Privacy coins, featuring anonymity, prevent traders from potential asset losses. It has become the limelight for some vigilant traders with their transaction history. However, private coins are also considered a tool by some unlawful traders, causing distrust from regulatory organizations in the crypto market. Here we listed some pros of private coins.

  • Privacy coins aimed at guaranteeing the user’s anonymity during the transaction
  • Private coins are incredibly safe to prevent attacks from hackers on wallets with significant assets
  • Monero, Dash, Zcash, Verge, and Bitcoin private are the prominent private coins in the current market
  • Privacy coins protect the financial information

Japan was once considered a safe harbor for crypto industries, with its booming market and a supportive government. However, in 2018, it banned the coins featured with privacy conditions.

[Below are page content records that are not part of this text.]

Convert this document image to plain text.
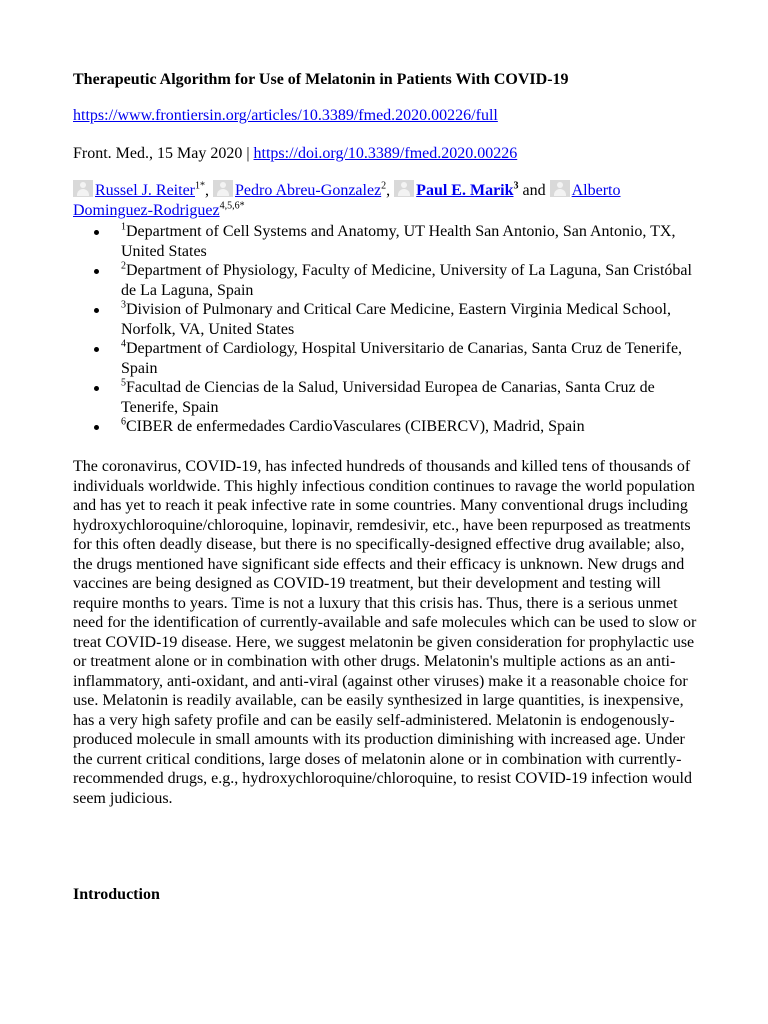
Therapeutic Algorithm for Use of Melatonin in Patients With COVID-19
https://www.frontiersin.org/articles/10.3389/fmed.2020.00226/full
Front. Med., 15 May 2020 | https://doi.org/10.3389/fmed.2020.00226
Russel J. Reiter$^{1*}$, Pedro Abreu-Gonzalez$^2$, Paul E. Marik$^3$ and Alberto Dominguez-Rodriguez$^{4,5,6*}$
$^1$Department of Cell Systems and Anatomy, UT Health San Antonio, San Antonio, TX, United States
$^2$Department of Physiology, Faculty of Medicine, University of La Laguna, San Cristóbal de La Laguna, Spain
$^3$Division of Pulmonary and Critical Care Medicine, Eastern Virginia Medical School, Norfolk, VA, United States
$^4$Department of Cardiology, Hospital Universitario de Canarias, Santa Cruz de Tenerife, Spain
$^5$Facultad de Ciencias de la Salud, Universidad Europea de Canarias, Santa Cruz de Tenerife, Spain
$^6$CIBER de enfermedades CardioVasculares (CIBERCV), Madrid, Spain

The coronavirus, COVID-19, has infected hundreds of thousands and killed tens of thousands of individuals worldwide. This highly infectious condition continues to ravage the world population and has yet to reach it peak infective rate in some countries. Many conventional drugs including hydroxychloroquine/chloroquine, lopinavir, remdesivir, etc., have been repurposed as treatments for this often deadly disease, but there is no specifically-designed effective drug available; also, the drugs mentioned have significant side effects and their efficacy is unknown. New drugs and vaccines are being designed as COVID-19 treatment, but their development and testing will require months to years. Time is not a luxury that this crisis has. Thus, there is a serious unmet need for the identification of currently-available and safe molecules which can be used to slow or treat COVID-19 disease. Here, we suggest melatonin be given consideration for prophylactic use or treatment alone or in combination with other drugs. Melatonin's multiple actions as an anti-inflammatory, anti-oxidant, and anti-viral (against other viruses) make it a reasonable choice for use. Melatonin is readily available, can be easily synthesized in large quantities, is inexpensive, has a very high safety profile and can be easily self-administered. Melatonin is endogenously-produced molecule in small amounts with its production diminishing with increased age. Under the current critical conditions, large doses of melatonin alone or in combination with currently-recommended drugs, e.g., hydroxychloroquine/chloroquine, to resist COVID-19 infection would seem judicious.

Introduction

South Korea followed the hype by banning private transactions on Korean crypto exchanges. The US, however, maintained a neutral position in this surge, allowing the privacy coins to exist while introducing new regulations on the market.

Some big crypto exchanges also delisted privacy coins. The eighth-largest cryptocurrency exchange, Bittrex, announced it would delist Monero and Zcash from its shelf in January 2021.

Experts claim that while there is some exchange delisting the crypto, the majority of the exchanges still offer privacy coins service. Due to the KYC and AML terms made by the exchange, it’s still unknown when the privacy coins will be applied on a broader scale by the crypto market.

Though unwelcoming storms from lawmakers are affecting the privacy coins, privacy coins remain many indisputable advantages, notably attributed to their anonymity and privacy-backed protocols. Chris Kline, chief operating officer at Bitcoin retirement plan provider — believes privacy coins can co-exist. She addressed that: “Privacy coins can co-exist in a regulatory context. This coexistence will take place alongside new rules and challenges.”

Nikos Kostopoulos addresses that “ privacy coins may struggle to find a place in the regulated crypto market. Still, it will find a way to survive under sophisticated law terms which consolidate market safety. Government officials will introduce policies to guarantee there will be lawful supervision over privacy coins, especially when exchanging with fiats.”

Abundant market data shows that the privacy coins are not considerably causing unlawful transactions. Privacy concern is a vital element in the crypto market, especially among the traders who consider keeping their financial transactions anonymous. So the privacy coins behold substantial market value and potential use cases. As long as there are market policies introduced to co-exist with privacy coins while eliminating underlying malpractices, then privacy coins will promisingly expand their market outreach.